With September’s opening of the rebuilt Main Street from the Queensway bridge to Clegg Street, the many changes seem at first a little daunting. Just what’s meant with all that green paint and weird symbols?
For the most part, the street has transformed from being a four-lane roadway to two lanes with turning lanes at key intersections. The lane reductions have allowed the creation of much wider sidewalks than previously and “cycle tracks,” which are separated bike lanes.
The separation of the three types of users works well until there are crossovers and turns so at these points there are new markings, for instance, the zigzag lines on the cycle tracks to notify cyclists that they must yield to pedestrians who are crossing to get onto buses.
At intersections the cycle tracks become crossrides that are like crosswalks except instead of straight lines, they are delineated by small painted squares that are termed elephant feet. These have been recently approved for use in Ontario and common in Europe at cyclist crossings.
In addition to the elephant feet, the crossrides are painted green to emphasise where turning motorists must yield to cyclists who are going straight ahead.
Another European pavement marking device being introduced is called shark teeth which is a line of triangles. They mean yield right of way if the teeth of the triangles are pointing towards you. If the triangles point away, it means ‘bump ahead’ and slow down.
The big green bike boxes at intersections represent a major change. As Robin Bennett, a project manager in the city’s cycling programs says, “With the advent of protected bike lanes there is an accompanying movement towards guidance for cyclists who wish to make turns or to gain a positional advantage over motorists at signalised intersections for visibility and safety reasons.”
“Since making a legal vehicular style of left turn is no longer possible with cycle tracks or protected bike lanes that reach an intersection, it became necessary to provide guidance for the new concept of two-stage left-turn manoeuvres, which comes to Ottawa courtesy of Copenhagen,” concludes Mr. Bennett.
“A bike box is used at intersections to designate a space for cyclists to wait at a red light,” says Main Street project manager Josée Vallée. “Cyclists stop in front of motorists and can proceed through the intersection first when the light turns green. These areas increase cyclist visibility and reduce the risk of “right hook” and “left hook” collisions after a green signal.”
The other new symbol users will encounter is the sharrow between Hawthorne and Lees.

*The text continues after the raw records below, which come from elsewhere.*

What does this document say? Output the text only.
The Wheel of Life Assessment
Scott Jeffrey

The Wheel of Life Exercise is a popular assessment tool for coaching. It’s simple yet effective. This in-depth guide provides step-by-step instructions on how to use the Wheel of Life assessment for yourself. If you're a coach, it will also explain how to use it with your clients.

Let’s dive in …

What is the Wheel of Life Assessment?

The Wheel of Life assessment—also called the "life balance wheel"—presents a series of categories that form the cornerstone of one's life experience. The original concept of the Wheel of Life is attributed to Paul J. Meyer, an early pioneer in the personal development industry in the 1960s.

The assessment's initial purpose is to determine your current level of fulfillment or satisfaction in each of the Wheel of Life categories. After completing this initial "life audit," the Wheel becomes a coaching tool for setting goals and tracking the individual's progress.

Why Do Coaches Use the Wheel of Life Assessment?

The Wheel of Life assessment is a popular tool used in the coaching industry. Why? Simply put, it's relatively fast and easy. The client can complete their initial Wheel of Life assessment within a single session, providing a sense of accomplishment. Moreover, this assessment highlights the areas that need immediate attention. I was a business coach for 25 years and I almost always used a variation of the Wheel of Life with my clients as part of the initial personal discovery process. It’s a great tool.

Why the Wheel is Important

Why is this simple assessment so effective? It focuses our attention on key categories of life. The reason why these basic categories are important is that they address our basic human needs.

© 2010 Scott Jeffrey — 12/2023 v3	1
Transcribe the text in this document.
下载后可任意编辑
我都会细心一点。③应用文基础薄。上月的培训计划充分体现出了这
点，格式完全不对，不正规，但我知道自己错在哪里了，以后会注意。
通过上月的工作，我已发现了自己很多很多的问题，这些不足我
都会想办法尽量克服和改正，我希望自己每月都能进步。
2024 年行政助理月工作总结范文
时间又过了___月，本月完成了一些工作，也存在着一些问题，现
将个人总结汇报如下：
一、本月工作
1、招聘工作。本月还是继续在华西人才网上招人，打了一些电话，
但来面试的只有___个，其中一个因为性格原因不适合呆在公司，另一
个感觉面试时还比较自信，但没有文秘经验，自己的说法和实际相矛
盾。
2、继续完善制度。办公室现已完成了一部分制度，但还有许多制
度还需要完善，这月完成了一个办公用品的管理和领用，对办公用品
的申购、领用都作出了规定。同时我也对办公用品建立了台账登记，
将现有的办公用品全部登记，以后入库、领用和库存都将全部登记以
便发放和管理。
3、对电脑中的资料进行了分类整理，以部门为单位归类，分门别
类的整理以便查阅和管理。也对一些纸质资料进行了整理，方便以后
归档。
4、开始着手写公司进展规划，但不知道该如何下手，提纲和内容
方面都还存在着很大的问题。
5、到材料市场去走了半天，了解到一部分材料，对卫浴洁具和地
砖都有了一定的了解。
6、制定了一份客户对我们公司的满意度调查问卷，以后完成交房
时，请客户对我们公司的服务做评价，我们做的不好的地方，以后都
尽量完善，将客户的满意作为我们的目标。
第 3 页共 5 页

This “shared arrow” symbol with two chevrons above a bike image alert motorists of the space cyclists are likely to occupy in the lane and encourage safe passing of cyclists by motorists, who, by law, must leave at least a metre of space between themselves and the bikes they are passing.
"I've lived and biked in OOE for almost 20 years and the cycle track is a welcome separated bike lane on Main Street,” says Denise Inglis, Merritt Street resident and cycling instructor. “With a bit of education to both motorist and cyclist about the new markings such as the bike box, it will be a safer and more enjoyable street and will definitely encourage more cycling in our neighbourhood."